Since Wednesday, I've been revelling in giving C. her full dose of CBD. That's when our cannabis provider notified us that the government's health authority granted us a new license with the increase we'd requested (more like begged for) in our monthly allotment of cannabis.

This license entitles us to take that extra bottle either as CBD or as THC. So we've got one bottle awaiting us for August which we'll take as THC. I intend to begin experimenting with a very low daily dose of THC.

Then, starting with our September batch, we'll opt for an extra bottle of CBD bringing our total to 11 per month.

It's unclear why the government officials acquiesced after initially refusing. But C.'s neurologist earnestly went to bat for us with a written complaint and a nudge to her colleague with some position in the government's cannabis section. Presumably her efforts played a role.

All this has renewed my pride in this country's trailblazing in the field of medicinal cannabis. Close to 30,000 citizens are license holders and we are slated to become a major medical cannabis exporter.

But back to C. She has been seizing several times a day without running a fever. That's why I intend to introduce daily THC, though the Hubby wants me to run it past C.'s neurologist first.

C. enjoyed two hydro sessions this week, one with me as therapist, the second in the heated therapy pool with a professional hydro-therapist.

Upon her return from that session she began to vocalize - a lot - until late that night. It resembled laughter. But the Hubby and I were creeped out by it. I was convinced she was just getting creative with her seizures. Her caregiver, E., insisted it was a positive step.

Here's a brief video of the sound so you can judge for yourselves.


Whatever it was, we've only heard it once more, two days later.

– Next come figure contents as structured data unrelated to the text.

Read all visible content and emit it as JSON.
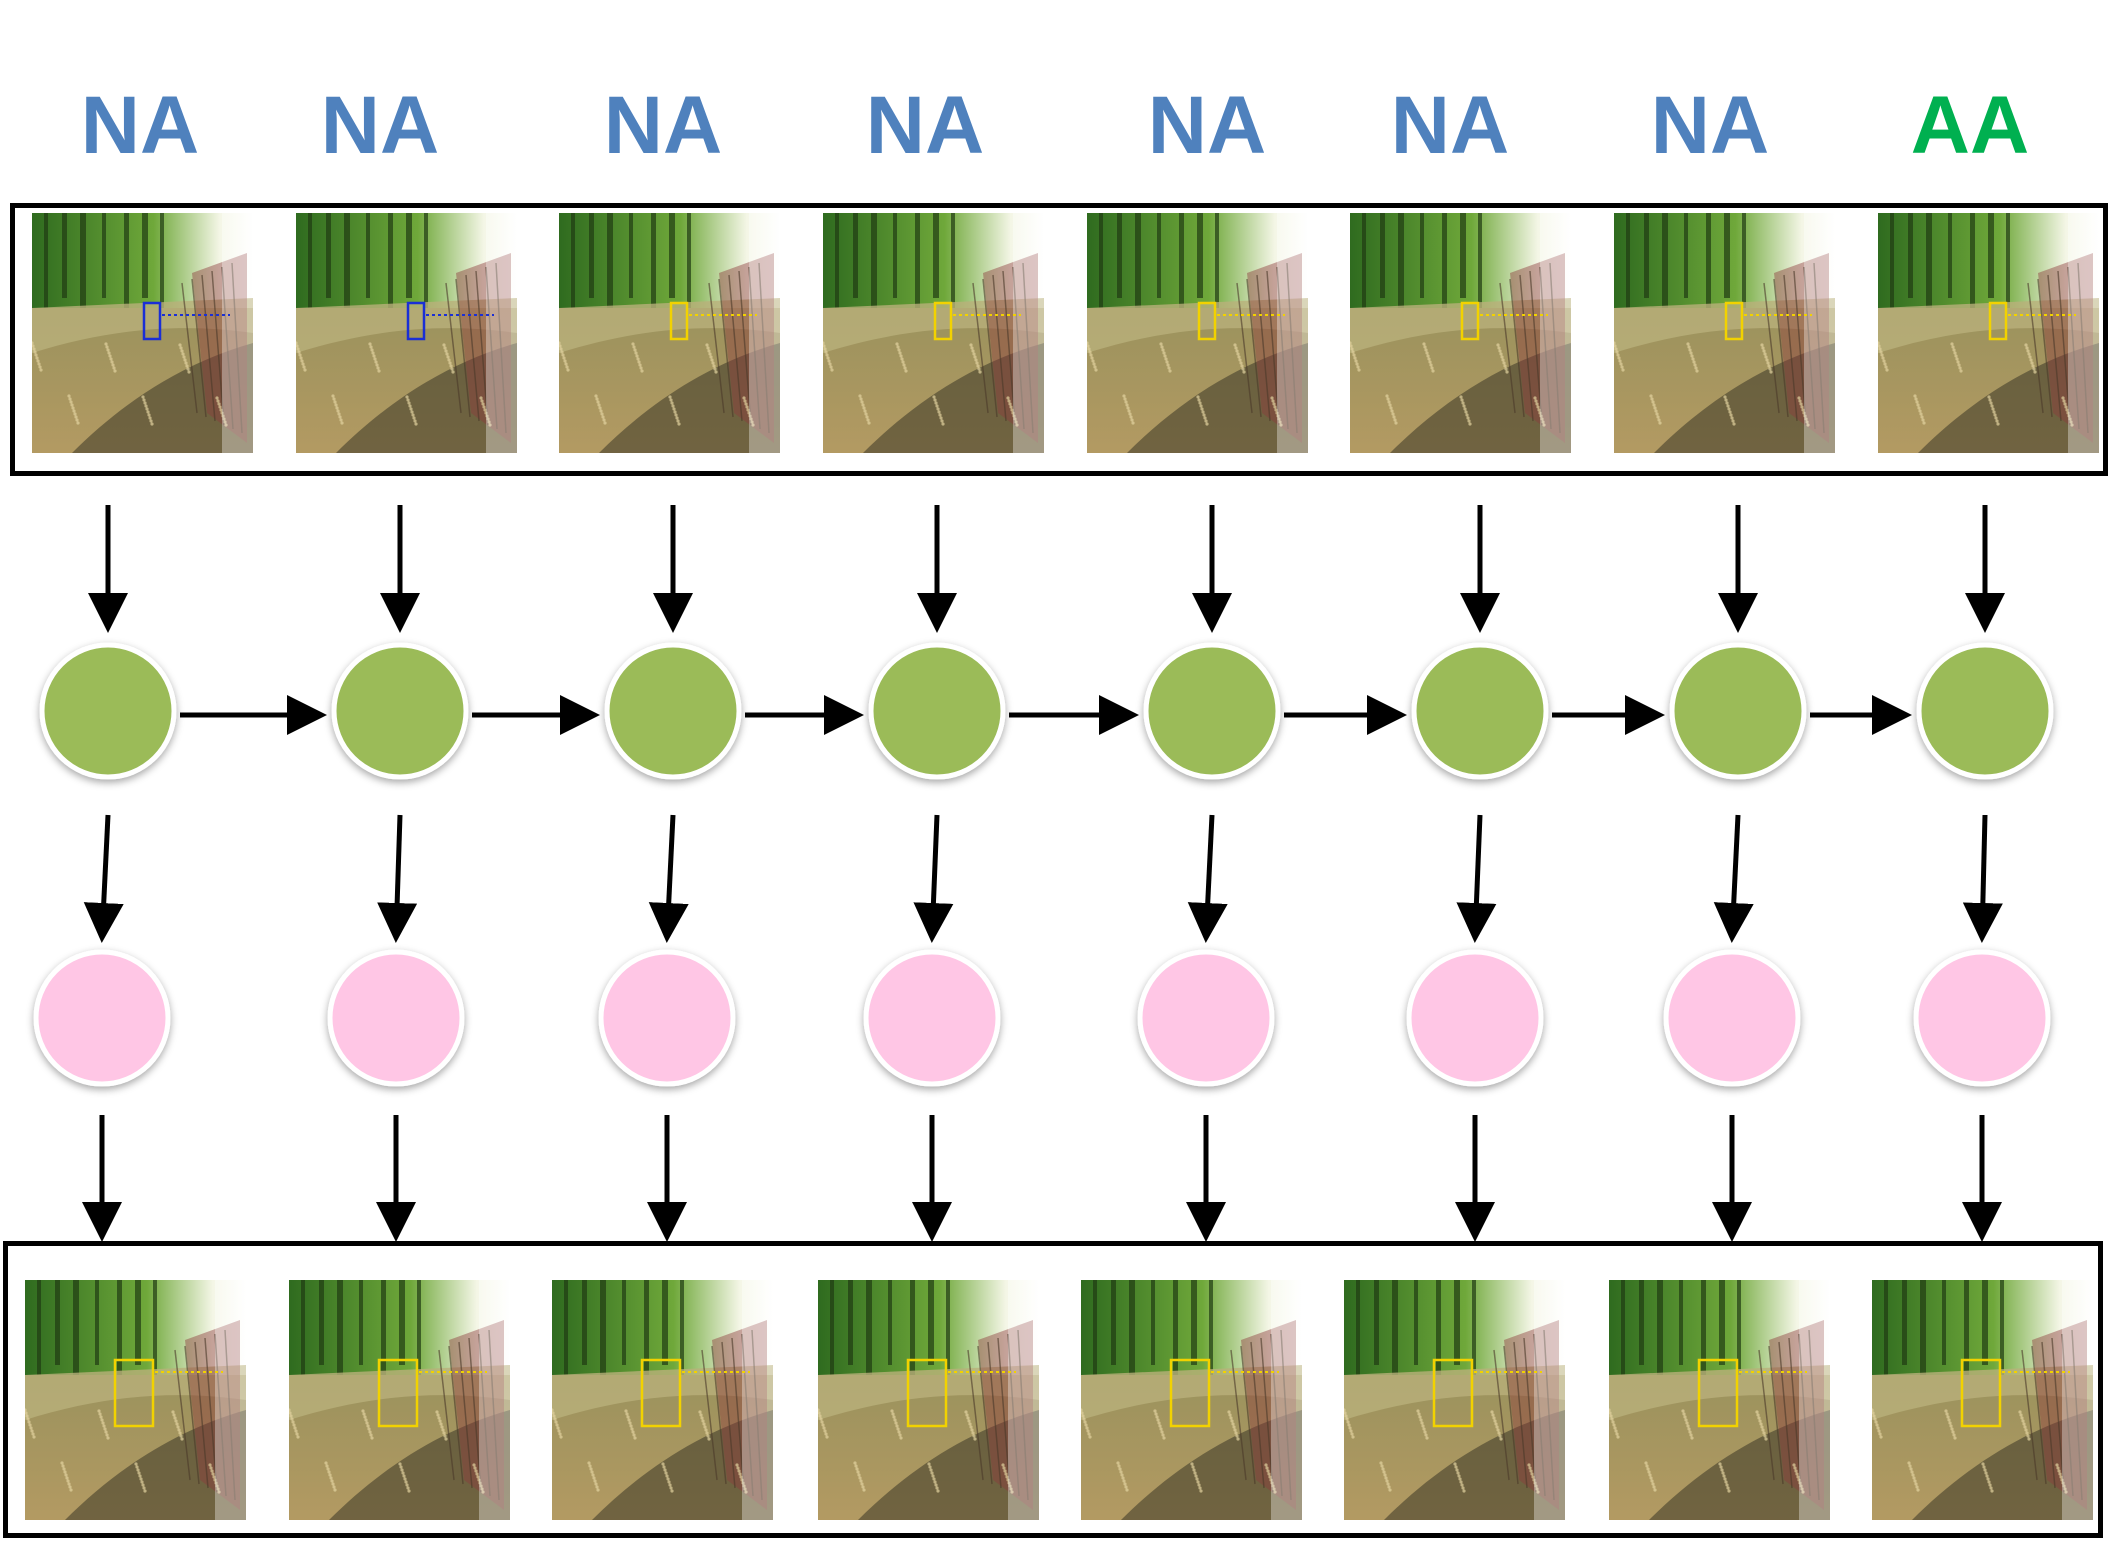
{
  "figure": {
    "frame_labels": [
      {
        "text": "NA",
        "color": "#4f81bd"
      },
      {
        "text": "NA",
        "color": "#4f81bd"
      },
      {
        "text": "NA",
        "color": "#4f81bd"
      },
      {
        "text": "NA",
        "color": "#4f81bd"
      },
      {
        "text": "NA",
        "color": "#4f81bd"
      },
      {
        "text": "NA",
        "color": "#4f81bd"
      },
      {
        "text": "NA",
        "color": "#4f81bd"
      },
      {
        "text": "AA",
        "color": "#00b050"
      }
    ],
    "colors": {
      "hidden_node": "#9bbb59",
      "output_node": "#ffc6e5",
      "arrow": "#000000",
      "input_detection_box_first": "#1a2fd6",
      "input_detection_box_rest": "#f2d200",
      "output_detection_box": "#f2d200"
    },
    "icons": {
      "input_thumbnail": "forest-path-frame-icon",
      "output_thumbnail": "forest-path-frame-icon"
    }
  }
}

And as the summer draws to an end, here's a suggestion for those still enjoying hot weather: a disability-friendly beach equipped with special chairs that maneuver easily on sand and water. You just fly to Italy and ecco là: real "access to the sea".

A snap from the beach as captured in the NYT article:


Here's a description of the beach.

Sunday, August 20, 2017

Water and oil

I'm pleased to report that C.'s second Mommy-hydro stint far surpassed her first. She hardly crossed her legs at all which enabled her to center her body and float independently most of the session.

Looking forward to this week's session.

We are still pursuing our quest for eleven (instead of ten) bottles of Cannabis CBD along with one bottle of THC per month.

In response to our request,the government bureaucrats who supervise the issue of medical cannabis have determined that a daily log of every CBD dose administered to C. over the last year is what's missing in their lives.

The recommendations of C.'s neurologist, along with all the requisite paperwork already submitted, just didn't cut it. So we've dutifully supplied them with our log.

A hospital-based neurologist to whom we brought C. years ago now apparently occupies a position of influence over the government's medical cannabis office. Our current neurologist has solicited his intervention.

All we remember about the few visits we made to him with C. years ago is that he routinely asked us "So, what do you think?" and "What would you like to try now?" We never received a suggestion from him. For obvious reasons, we didn't stick with him for long.

Let's hope he'll be quick and obliging now.